Located on the fourth floor of the Bromery Center is a makerspace for the departments of art, music and dance, and theater. The multidisciplinary space includes a design studio, theater rehearsal studio, costume shop, music education classroom, music seminar room, recording studio, and more.
This project, funded by the UMass Building Authority, has created a welcoming and transformative space that enhances the visibility of the arts and encourages interaction among students and faculty in the creative disciplines.
Laura Bailey Costume Shop
Theater majors at UMass Amherst are students of design and dramaturgical interpretation as much as they are of performance. These creators have a new place to call home in the Laura Bailey Costume Shop, where they can design and create beautiful new costumes for theater productions. Named for Laura Bailey '03, the shop has quickly become an integral space for the Department of Theater.

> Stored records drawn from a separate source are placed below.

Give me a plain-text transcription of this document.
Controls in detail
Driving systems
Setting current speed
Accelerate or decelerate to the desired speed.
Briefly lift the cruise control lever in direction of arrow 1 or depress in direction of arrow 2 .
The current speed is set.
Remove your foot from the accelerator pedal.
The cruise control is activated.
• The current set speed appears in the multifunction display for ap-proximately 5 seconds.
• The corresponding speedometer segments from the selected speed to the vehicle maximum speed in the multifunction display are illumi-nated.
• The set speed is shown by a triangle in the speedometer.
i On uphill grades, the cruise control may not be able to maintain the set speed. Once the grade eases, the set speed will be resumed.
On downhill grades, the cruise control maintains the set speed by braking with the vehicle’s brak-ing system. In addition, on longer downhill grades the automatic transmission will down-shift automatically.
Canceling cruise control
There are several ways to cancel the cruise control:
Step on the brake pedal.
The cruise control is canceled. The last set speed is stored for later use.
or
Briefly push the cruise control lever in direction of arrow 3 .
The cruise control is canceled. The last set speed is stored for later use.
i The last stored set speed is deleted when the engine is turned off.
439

Julie C. Hayes and Claude Bersano Recording Studio
In recognition of former dean Julie Hayes for her leadership of the College of Humanities & Fine Arts, Bill ’86 and Madeleine ’89 Noland established the Julie C. Hayes and Claude Bersano Recording Studio Fund to provide support for the audio recording studio within the Fine Arts Center Bridge. The fund will support the purchase and maintenance of recording equipment and other needs directly related to the recording studio. The Nolands cite Dean Hayes’s outreach and enthusiasm for HFA and all its facets that resonated with students, faculty, and alumni as the inspiration for the fund. In recognition of this gift, the audio recording studio in the Fine Arts Center Bridge will be named the Julie C. Hayes and Claude Bersano Recording Studio in honor of Dean Hayes and her late husband, Claude Bersano, who was a sound engineer and had a passion for classical organ music.

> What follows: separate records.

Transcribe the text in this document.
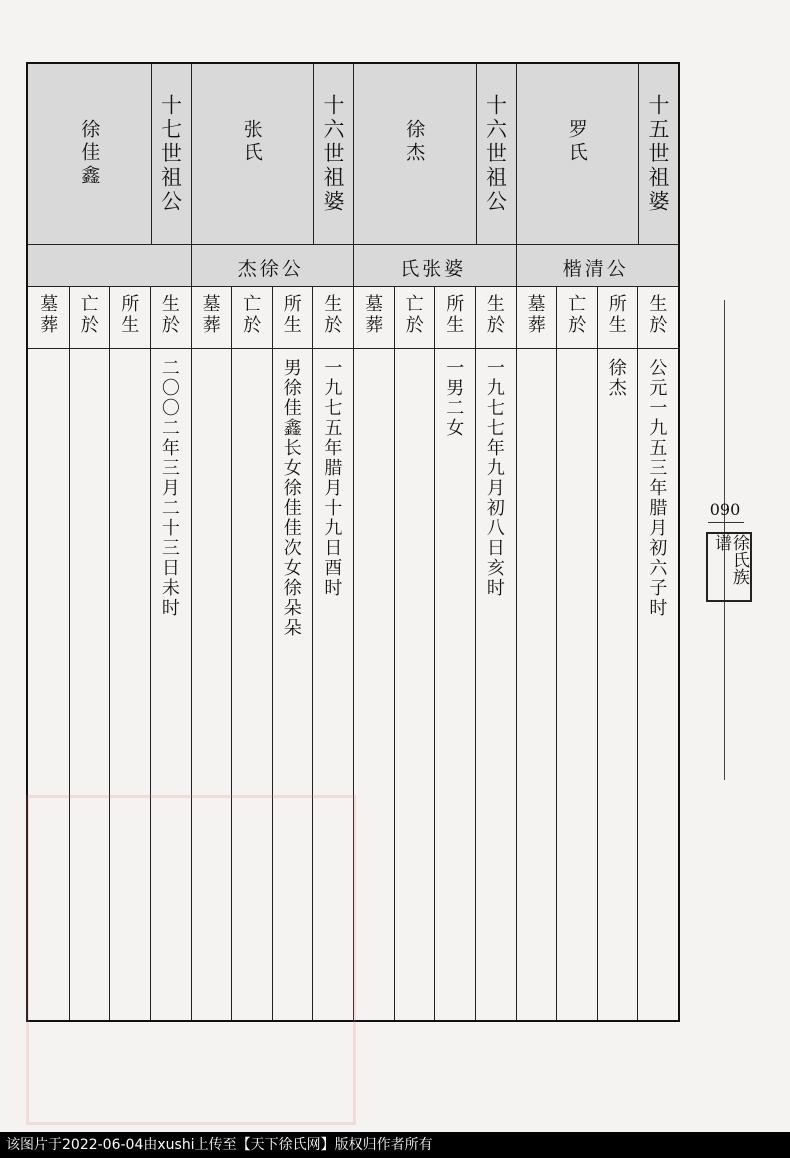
十五世祖婆
罗氏
楷清公
生於
公元一九五三年腊月初六子时
所生
徐杰
亡於
墓葬
十六世祖公
徐杰
氏张婆
生於
一九七七年九月初八日亥时
所生
一男二女
亡於
墓葬
十六世祖婆
张氏
杰徐公
生於
一九七五年腊月十九日酉时
所生
男徐佳鑫长女徐佳佳次女徐朵朵
亡於
墓葬
十七世祖公
徐佳鑫
生於
二〇〇二年三月二十三日未时
所生
亡於
墓葬
090
徐氏族谱
该图片于2022-06-04由xushi上传至【天下徐氏网】版权归作者所有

A Brief History of the Bromery Fine Arts Center
The Bromery Fine Arts Center is perhaps the most important work of modern architecture on the UMass Amherst campus. It was conceived as a gateway to the campus at the south end of the pond, but its arcade also acts as a link between student housing on the east side of campus and the academic buildings on the west. Designed in 1968 by Kevin Roche of Roche, Dinkloo and Associates (responsible for some of the most inventive buildings of the ’60s and ’70s) the building was an innovation for an American campus.
It remains one of the most visible structures at UMass Amherst. On its lower floors, the building contains a concert hall, the Rand Theater, the Bezanson Recital Hall, a small black box theater, and the University Museum of Contemporary Art. In 2020 the building was named for the late Randolph W. “Bill” Bromery, in honor of the former chancellor who was instrumental in creating today’s vibrant and diverse university and who recruited jazz legends such as Max Roach, Archie Shepp, and Fred Tillis (who became the first director of the Fine Arts Center). Bromery was the first African American to lead the campus.